Je réponds que je ne veux pas rouler sur une machine non conforme et dangereuse et que je tiens à ce qu'elle soit contrôlée par des personnes compétentes. La seule chose que je ne peux pas me permettre c'est de passer par l'UTAC. Il a vu ma motivation et lui aussi est intéressé par ce cas d'école. Ca finira forcément par aboutir.

OK, on se lance. On remplit le document d'enregistrement avec un numéro d'ordre. Je vais m'en souvenir longtemps de ce numéro car je l'ai souvent donné par téléphone ou par écrit.

Je vais donc être convoqué pour le contrôle. La semaine suivante je reçois une lettre de convocation pour le 8 novembre. Panique. Ca me laisse deux semaines pour préparer la machine. Il faut qu'elle soit parfaite et aux normes. J'appelle Pierre.

J'explique, il est tout de suite d'accord pour que je cannibalise sa MT16 juste pour 2 à 3 semaines. Ce sera fait dès le samedi suivant. J'arrive avec ma liste de pièces à ramener, mes cales en bois et mes outils. On retire les 3 roues chromées toutes neuves avec de beaux pneus, les cabochons des feux, le phare (la coupelle du mien est toute rouillée) et les échappements.

Les soirées des deux semaines à venir vont être longues et mes ongles vont être en deuil pour un bon moment. En plus de cela il me faut trouver une remorque.

Le prénom inscrit sur la convocation n'est pas le mien. Je le signale par écrit à la DRIRE. Le jour de présenter la machine arrive. Il pleut des cordes. Je ne suis jamais sorti avec la Dniepr par temps humide. Je crains le pire. Dans la file d'attente je vais mettre le contact toutes les 5 minutes pour vérifier le circuit électrique. Pas trop longtemps pour ne pas tirer sur la batterie. Je ne la fais pas démarrer car je sais bien la faire démarrer à froid. A chaud c'est plus difficile.
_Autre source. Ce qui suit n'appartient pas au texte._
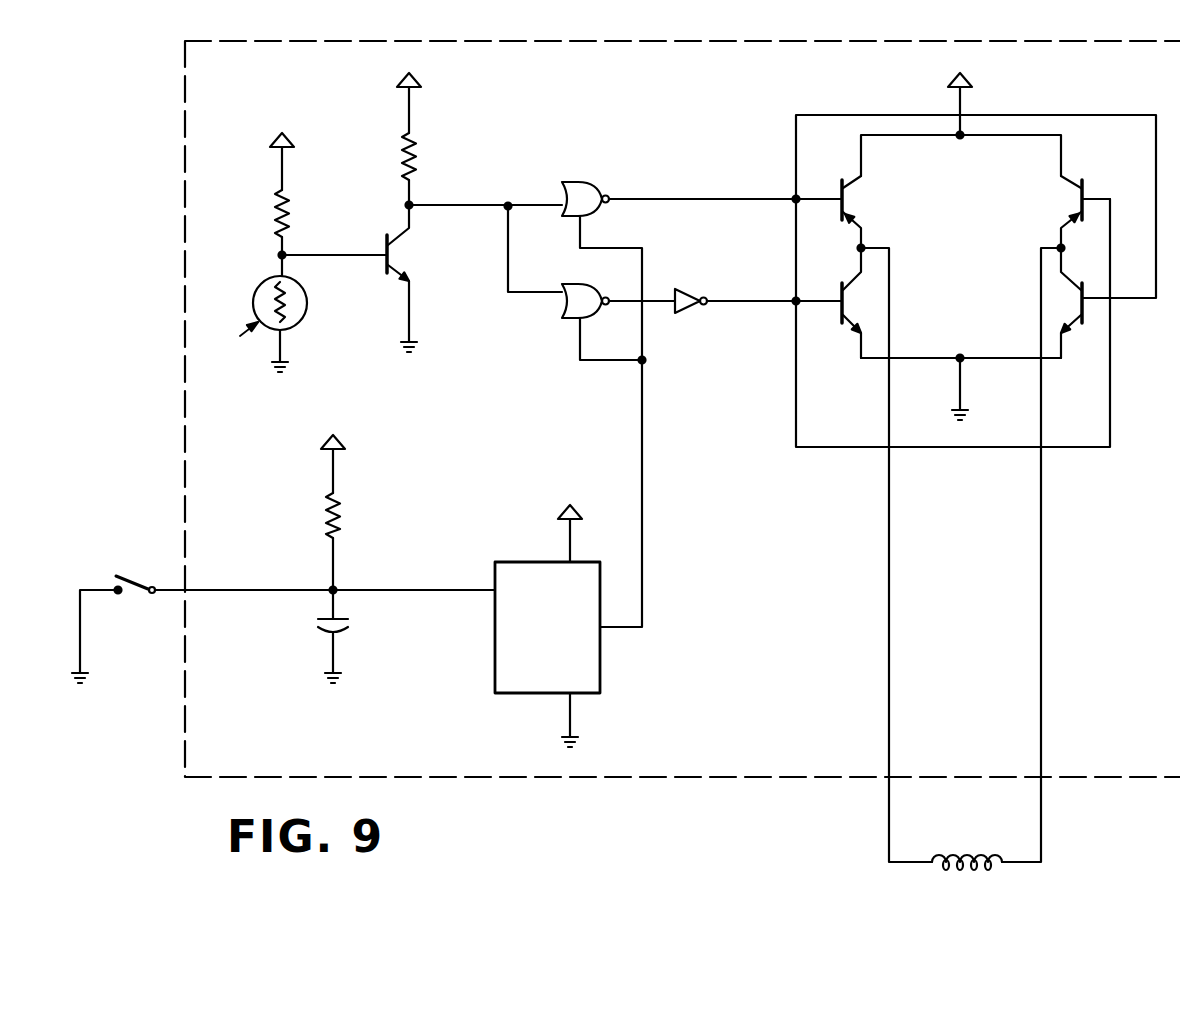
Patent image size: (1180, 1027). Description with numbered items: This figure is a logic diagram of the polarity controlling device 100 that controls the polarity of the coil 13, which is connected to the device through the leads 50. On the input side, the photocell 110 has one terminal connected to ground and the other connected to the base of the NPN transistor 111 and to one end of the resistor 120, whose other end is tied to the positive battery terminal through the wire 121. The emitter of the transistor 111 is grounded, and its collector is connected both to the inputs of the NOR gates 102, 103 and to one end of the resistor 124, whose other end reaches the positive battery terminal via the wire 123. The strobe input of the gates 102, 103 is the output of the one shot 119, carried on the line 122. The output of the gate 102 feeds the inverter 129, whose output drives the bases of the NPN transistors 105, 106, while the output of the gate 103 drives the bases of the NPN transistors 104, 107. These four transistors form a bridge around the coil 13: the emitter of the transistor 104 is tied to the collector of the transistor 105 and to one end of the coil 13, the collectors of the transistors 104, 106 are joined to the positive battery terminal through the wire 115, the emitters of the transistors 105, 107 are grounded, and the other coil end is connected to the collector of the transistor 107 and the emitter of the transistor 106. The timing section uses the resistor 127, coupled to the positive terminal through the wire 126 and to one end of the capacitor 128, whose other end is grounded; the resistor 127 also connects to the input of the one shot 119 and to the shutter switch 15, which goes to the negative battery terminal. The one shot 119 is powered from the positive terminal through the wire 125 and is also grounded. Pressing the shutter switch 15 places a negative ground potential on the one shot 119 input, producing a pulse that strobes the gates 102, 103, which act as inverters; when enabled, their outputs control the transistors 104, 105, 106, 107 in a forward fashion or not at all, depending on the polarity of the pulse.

The coil 13 is at (945, 853).
The shutter switch 15 is at (130, 577).
The leads 50 is at (893, 800).
The polarity controlling device 100 is at (450, 730).
The NOR gate 102 is at (562, 303).
The NOR gate 103 is at (578, 185).
The NPN transistor 104 is at (848, 192).
The NPN transistor 105 is at (848, 312).
The NPN transistor 106 is at (1078, 192).
The NPN transistor 107 is at (1084, 312).
The photocell 110 is at (258, 297).
The NPN transistor 111 is at (394, 250).
The wire 115 is at (963, 107).
The one shot 119 is at (590, 673).
The resistor 120 is at (278, 213).
The wire 121 is at (282, 160).
The line 122 is at (643, 412).
The wire 123 is at (407, 103).
The resistor 124 is at (415, 160).
The wire 125 is at (568, 538).
The wire 126 is at (338, 483).
The resistor 127 is at (330, 518).
The capacitor 128 is at (352, 622).
The inverter 129 is at (688, 290).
Le responsable vient me voir et m'explique qu'il va faire passer les 4 Mercedes avant moi car "…ce ne sera pas long et cela nous laissera le restant de l'après midi pour regarder l'attelage sous toutes les coutures". Gloups ! Avec un large sourire je lui dis que ça me paraît un bon plan et que je suis d'accord.

Lors du contrôle tout à marché. Le phare, les feux, les clignotants récupérés sur ma Triumph et elle a démarré du premier coup à la surprise de l'attroupement de contrôleurs venu voir le phénomène. Tout le monde a trouvé le bruit bien sympathique. Séance photos pour le dossier de la DRIRE avec beaucoup de détails. Je passe sur les mille questions et comparaisons avec le dossier technique que j'avais fourni.

Les conclusions sont notées sur un document. Les actions suivantes sont à faire :

- Demande de dérogation pour la transmission vers le side.

- Il faut monter un frein sur le panier. Pas de demande de dérogation possible. Facile !

- Remettre en état le système de blocage du guidon. C'est la loi.

- Faire un système de frein de parking. Il y en a un dans la documentation technique.

- Mettre un catadioptre à l'arrière de la moto car le E2 n'est pas très visible (c'est le seul cabochon que je n'ai pas changé)

- Mettre un rétroviseur avec un E2. Celui que j'ai mis a bien des numéros mais pas les bons.

- Revoir la fixation de la batterie.

- Demander une attestation d'indice de charge, de développement de roulement et d'indice de vitesse pour les 4x19 montés à la place de 3,75x19 de la notice.

Il y aura donc un nouveau contrôle avec un essai d'accélération, de freinage et de frein de parking sur la piste des camions pour valider le tout.

Echange de point de vue sur la méthode de faire le blocage de la direction et le frein de parking et on se quitte en se disant "A bientôt". C'est bon ça continue. Le contrôle a duré 1h55.

Allô Pierre, dis donc, est-ce que je pourrai garder tes pièces encore un peu ? Oui pas de problème. Alors GO !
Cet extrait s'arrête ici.